The "Action" Element

The “Action” element is visible only to you. Select the element from the left sidebar, and place it below the element you're tracking.

Then, select an action.

Open the chat Open a chat with a subscriber in the "Conversations" section.
Unsubscribe from the bot Stop automated messages.
Add or Remove tags Assign a tag to a subscriber or remove a tag assigned to a user.
Add variable Set a variable value to be assigned to a subscriber. You can also create a new variable.
Send webhook Send a POST request with user data to your URL
Create deal Create a CRM deal when a certain action is performed, for example, when a visitor shares their data.
Notify me Send a message to the “SendPulse Notifications” bot. To do this, select the "Notify me" option in the live chat settings.

The "Flow" Element

You can simplify your live chat structure and move your user to another flow.

To do this, add an element, choose the “Flow” element, and select a flow from the drop-down list.

The “Flow” element will be the last element in this branch of your existing flow. You cannot link it to another element to continue the original flow.

The "Filter" Element

Segment customers by various data, such as country-specific phone numbers, if your visitors provided such data earlier. You can also segment your live chat replies based on your company's working hours, for example, send one message from Monday to Friday and a different one on Saturday and Sunday.

Select the element from the left sidebar, and place it below the element that will start your script branching.

Then, select the condition itself. Combine conditions by adding the “any” or “all” operators, or add independent additional conditions.

Read also: How to Use the "Filter" Element in the Chatbot Flow Builder.

Once you add your conditions, add more flow elements to each of the “Filter” element options if the condition is met (green dot) or not met (red dot).

The "Pause" Element

This is the period during which no automated messages are sent to subscribers. The pause can be set in seconds, minutes, or hours.

You can also use the "Pause" element to set a condition for the next element in the flow: send always or when the subscriber is inactive.

The "API Request" Element

Available with the Pro plan and above, as well as during the 7-day free trial

Send requests to a third party server to create objects or retrieve data. Get data points and use them in your live chat messages.

You can save the received data to a variable or add it to a message as JSONPath.

Drag the "API Request" element to the workspace, and place it below the element from which you want to retrieve data. Select a request type, and enter the URL where you want to send the request to.

Once you test the request and receive a successful response, configure your mapping settings. If you need to save the response value to a variable, select the received request key and the variable where you want to save it.

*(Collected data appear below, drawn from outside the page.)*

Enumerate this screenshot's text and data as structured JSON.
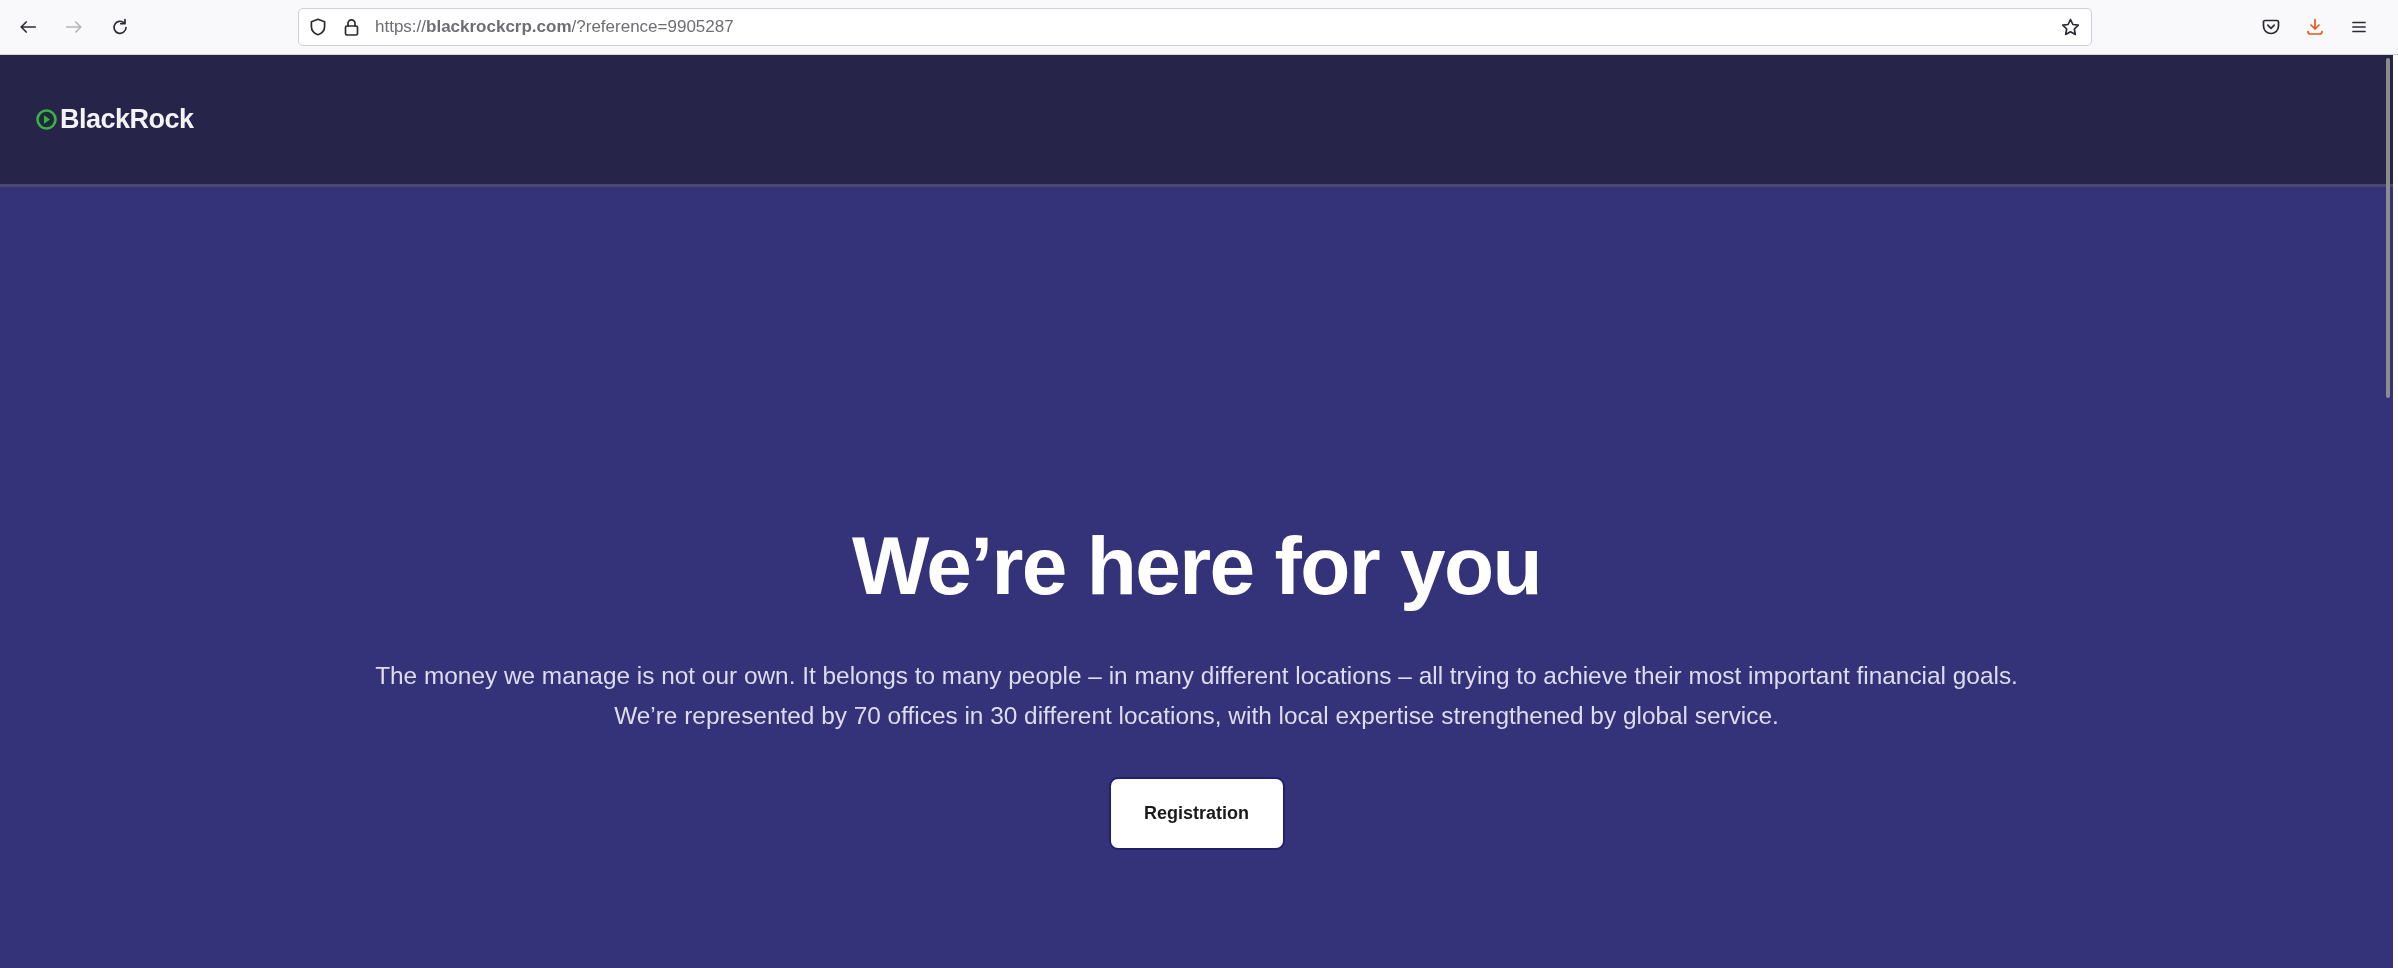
{
  "browser": {
    "nav_buttons": [
      {
        "kind": "back",
        "disabled": false
      },
      {
        "kind": "forward",
        "disabled": true
      },
      {
        "kind": "reload",
        "disabled": false
      }
    ],
    "url": "https://**blackrockcrp.com**/?reference=9905287"
  },
  "header": {
    "logo_text": "BlackRock"
  },
  "hero": {
    "heading": "We’re here for you",
    "lines": [
      "The money we manage is not our own. It belongs to many people – in many different locations – all trying to achieve their most important financial goals.",
      "We’re represented by 70 offices in 30 different locations, with local expertise strengthened by global service."
    ],
    "button": "Registration"
  }
}
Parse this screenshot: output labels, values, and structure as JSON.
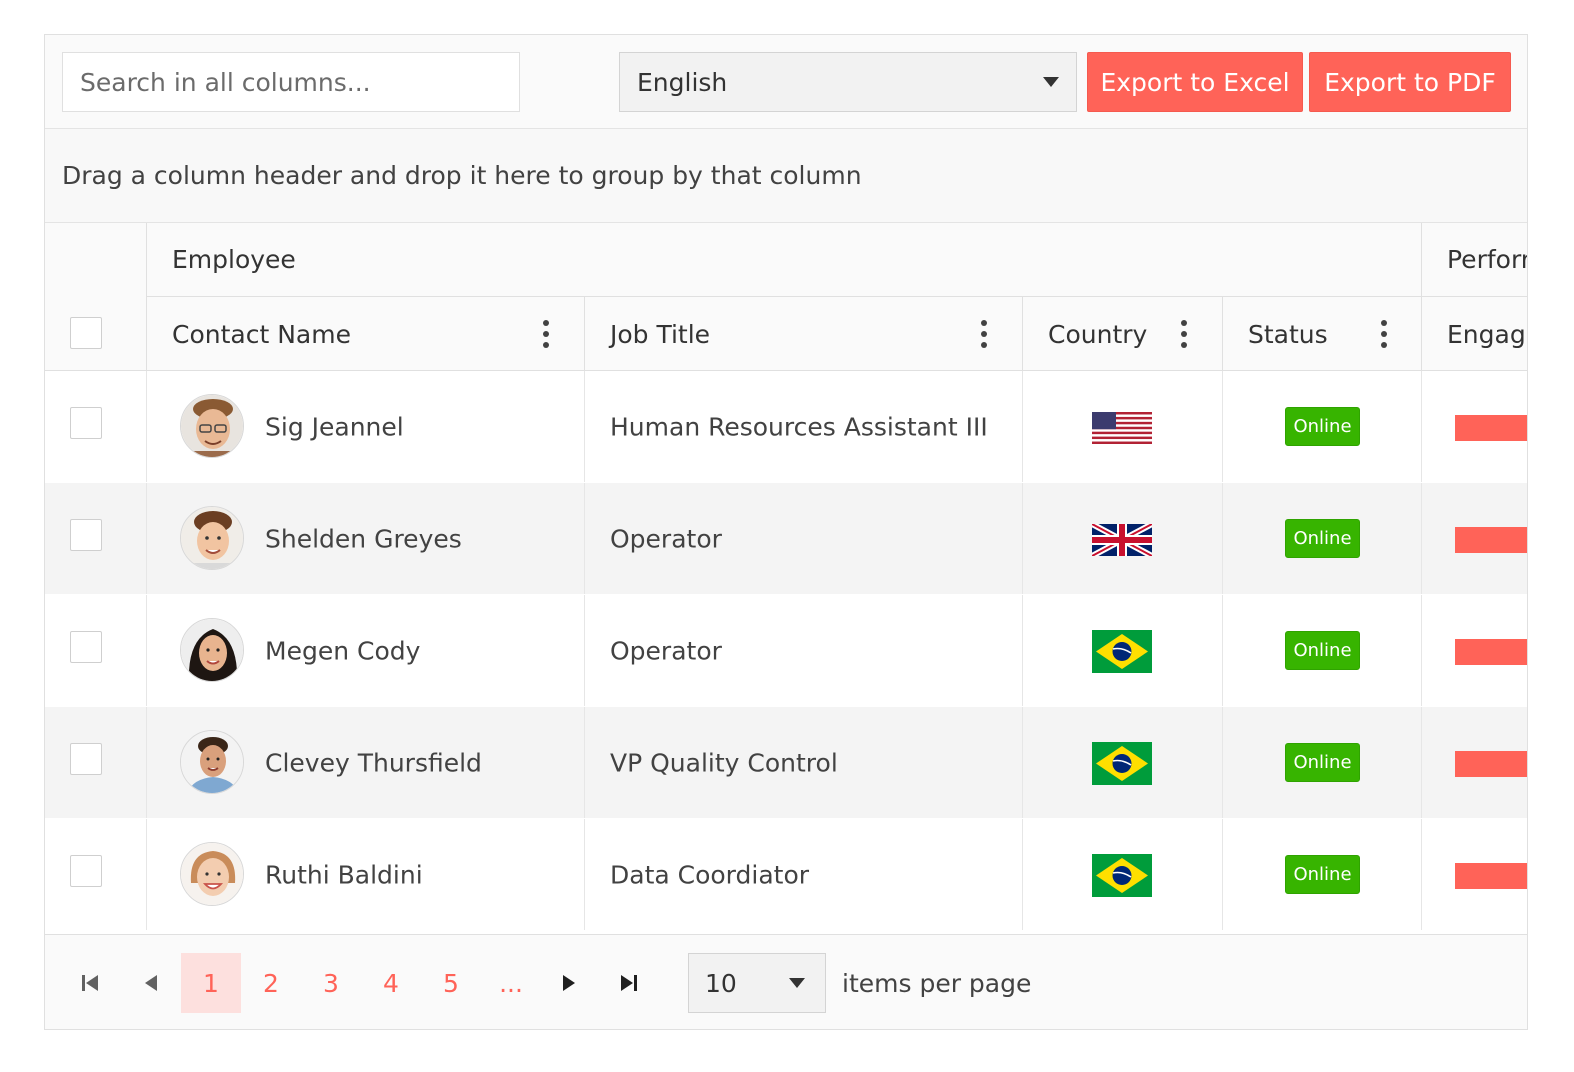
{
  "toolbar": {
    "search_placeholder": "Search in all columns...",
    "language": "English",
    "export_excel": "Export to Excel",
    "export_pdf": "Export to PDF"
  },
  "group_panel": {
    "hint": "Drag a column header and drop it here to group by that column"
  },
  "header": {
    "groups": {
      "employee": "Employee",
      "performance": "Perform"
    },
    "columns": {
      "contact_name": "Contact Name",
      "job_title": "Job Title",
      "country": "Country",
      "status": "Status",
      "engagement": "Engage"
    }
  },
  "rows": [
    {
      "contact_name": "Sig Jeannel",
      "job_title": "Human Resources Assistant III",
      "country_flag": "us-flag-icon",
      "status": "Online"
    },
    {
      "contact_name": "Shelden Greyes",
      "job_title": "Operator",
      "country_flag": "uk-flag-icon",
      "status": "Online"
    },
    {
      "contact_name": "Megen Cody",
      "job_title": "Operator",
      "country_flag": "brazil-flag-icon",
      "status": "Online"
    },
    {
      "contact_name": "Clevey Thursfield",
      "job_title": "VP Quality Control",
      "country_flag": "brazil-flag-icon",
      "status": "Online"
    },
    {
      "contact_name": "Ruthi Baldini",
      "job_title": "Data Coordiator",
      "country_flag": "brazil-flag-icon",
      "status": "Online"
    }
  ],
  "pager": {
    "pages": [
      "1",
      "2",
      "3",
      "4",
      "5",
      "..."
    ],
    "current_page": "1",
    "page_size": "10",
    "items_per_page_label": "items per page"
  },
  "colors": {
    "accent": "#ff6358",
    "online": "#37b400",
    "active_page_bg": "#fde0de"
  }
}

If you want to use the received value once without saving it to a variable, copy {{$ ['somekey'] ['nestedkey']}} , and use it in the next element.

Read more: How to Send and Receive Data from External Sources.

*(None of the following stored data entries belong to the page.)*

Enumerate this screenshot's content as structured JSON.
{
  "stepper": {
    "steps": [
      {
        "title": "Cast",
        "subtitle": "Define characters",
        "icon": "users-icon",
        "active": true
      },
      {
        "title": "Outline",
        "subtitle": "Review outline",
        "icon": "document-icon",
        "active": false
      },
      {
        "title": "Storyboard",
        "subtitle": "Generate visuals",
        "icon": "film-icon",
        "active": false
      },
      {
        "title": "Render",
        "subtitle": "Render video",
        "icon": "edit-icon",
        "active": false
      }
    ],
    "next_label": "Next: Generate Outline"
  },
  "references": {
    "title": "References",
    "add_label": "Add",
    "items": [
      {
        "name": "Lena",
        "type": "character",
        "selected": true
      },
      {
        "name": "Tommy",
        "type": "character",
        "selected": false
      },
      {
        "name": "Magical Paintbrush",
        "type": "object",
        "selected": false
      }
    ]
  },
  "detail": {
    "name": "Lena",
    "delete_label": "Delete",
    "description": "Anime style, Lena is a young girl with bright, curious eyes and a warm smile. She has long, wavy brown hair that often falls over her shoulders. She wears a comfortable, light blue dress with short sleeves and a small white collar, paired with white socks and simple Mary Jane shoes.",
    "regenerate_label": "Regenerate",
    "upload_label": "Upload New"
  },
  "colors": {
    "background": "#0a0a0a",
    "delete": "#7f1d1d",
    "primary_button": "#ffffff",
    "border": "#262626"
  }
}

The "Random Choice" Element

Randomly send elements from your live chat scenario for A/B testing, creating quizzes, and more. You can customize the size of the recipient group for each option, send random information, and test different live chat scenarios.

Drag the item "Random choice" element to the working area, and link it to the element that will start your script branching.

Learn more: How to Use the "Randomizer" Element.

Save and Launch Your Flow

Once you add all the elements and check the links between them, save your flow before you exit. To do this, click Save and exit.

Managing Your Flows

You can enable and disable flows at any time by choosing a flow on your live chat dashboard and turning its toggle on or off.

Disabled flows will have a gray toggle switch.

Analyzing Your Results

SendPulse allows you to track your overall live chat statistics in the "Statistics" tab.

You can see the number sent and read messages and flow redirections in total and for each message individually in the "Bot structure" tab.

Visitors are identified by their location — this info is recorded as a name.